Genome-wide analysis of enhancer RNA in gene regulation across 12 mouse tissues

Abstract

Enhancers play a crucial role in gene regulation but the participation of enhancer transcripts (i.e. enhancer RNA, eRNAs) in regulatory systems remains unclear. We provide a computational analysis on eRNAs using genome-wide data across 12 mouse tissues. The expression of genes targeted by transcribing enhancer is positively correlated with eRNA expression and significantly higher than expression of genes targeted by non-transcribing enhancers. This result implies eRNA transcription indicates a state of enhancer that further increases gene expression. This state of enhancer is tissue-specific, as the same enhancer differentially transcribes eRNAs across tissues. Therefore, the presence of eRNAs describes a tissue-specific state of enhancer that is generally associated with higher expressed target genes, surmising as to whether eRNAs have gene activation potential. We further found a large number of eRNAs contain regions in which sequences and secondary structures are similar to microRNAs. Interestingly, an increasing number of recent studies hypothesize that microRNAs may switch from their general repressive role to an activating role when targeting promoter sequences. Collectively, our results provide speculation that eRNAs may be associated with the selective activation of enhancer target genes.

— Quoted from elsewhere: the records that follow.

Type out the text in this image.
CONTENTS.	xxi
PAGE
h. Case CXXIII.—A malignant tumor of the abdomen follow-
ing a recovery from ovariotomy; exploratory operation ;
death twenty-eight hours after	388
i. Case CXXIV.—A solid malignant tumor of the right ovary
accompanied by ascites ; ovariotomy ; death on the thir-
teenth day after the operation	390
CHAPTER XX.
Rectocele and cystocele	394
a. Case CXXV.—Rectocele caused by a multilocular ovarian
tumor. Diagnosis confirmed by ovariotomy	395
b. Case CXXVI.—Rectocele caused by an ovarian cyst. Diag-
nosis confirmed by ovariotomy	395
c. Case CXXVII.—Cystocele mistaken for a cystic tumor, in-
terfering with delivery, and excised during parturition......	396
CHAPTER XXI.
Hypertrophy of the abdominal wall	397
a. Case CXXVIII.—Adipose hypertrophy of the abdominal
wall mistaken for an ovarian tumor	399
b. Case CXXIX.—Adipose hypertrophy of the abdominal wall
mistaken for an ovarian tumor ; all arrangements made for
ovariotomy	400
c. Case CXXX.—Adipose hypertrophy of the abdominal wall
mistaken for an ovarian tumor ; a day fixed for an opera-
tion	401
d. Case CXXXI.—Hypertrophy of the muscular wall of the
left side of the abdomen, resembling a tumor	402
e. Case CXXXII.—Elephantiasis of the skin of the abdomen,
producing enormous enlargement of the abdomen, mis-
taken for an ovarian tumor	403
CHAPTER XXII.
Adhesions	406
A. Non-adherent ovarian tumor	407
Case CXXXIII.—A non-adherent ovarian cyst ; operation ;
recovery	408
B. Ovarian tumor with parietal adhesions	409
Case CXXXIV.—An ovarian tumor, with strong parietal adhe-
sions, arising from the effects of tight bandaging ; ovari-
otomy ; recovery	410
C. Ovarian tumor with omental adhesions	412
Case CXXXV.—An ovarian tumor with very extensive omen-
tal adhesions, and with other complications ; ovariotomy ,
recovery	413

Figure 1. Proportions of number of En_eRNA and En_no-eRNA.

Red denotes the percentage of enhancers transcribing eRNAs. Blue denotes those not transcribing eRNAs. The black line represents the 50% cutoff. The number of enhancers with and without eRNAs is listed to the left of the bar graph. The number of eRNAs is listed to the right of the bar graph.

Figure 2. Correlation of expression level of eRNAs with the enhancer’s target gene or flanking regions.

Each bar represents the Pearson correlation between the expression level of eRNA and target gene (red), eRNA and 0–1 k flanking region (dark green), eRNA and 1–2 k flanking region (green), or eRNA and 2–3 k flanking region (light green). The expression level is calculated by BPKM. Significance is denoted by ^*p-value < 0.001; ^***p-value < 10⁻⁵.

Figure 3. Expression level of target genes of En_eRNA and of En_no-eRNA.

Each box represents the distribution of the BPKM of the target genes of En_eRNA and of En_no-eRNA. Significance is determined by a one-sided Wilcoxon-rank sum test. ^*p-value < 0.001; ^***p-value < 10⁻⁵.

Figure 4. Expression level of the same target genes of the same positioned enhancers across tissues.

Z-scores of the BPKM were calculated for each tissue. Each dot represents the average expressions (z-scores) of the same gene targeted by the same positioned En_eRNA or En_no-eRNA (see Material and Methods). The red line is least rectangles regression. The grey line is a reference diagonal line with a slope of one. For presentation, the axes are limited to three times the standard deviation of the average z-scores.

Figure 5. eRNA matches to miRNAs and other RNAs.

Dots in each plot represent the significant test statistics of eRNAs matching to miRNAs (denoted by red circles) or other RNAs (denoted by blue triangles). Significances were estimated using a two-proportion t-test, which tests the eRNA matches to miRNA versus other RNAs against random intergenic control data. The trend lines are least rectangles regression for miRNA data (red) and other RNA data (blue). For presentation, all axes are limited to 0.35 and represent the ratio of hits to a specific RNA family to the total number of significant hits from Rfam.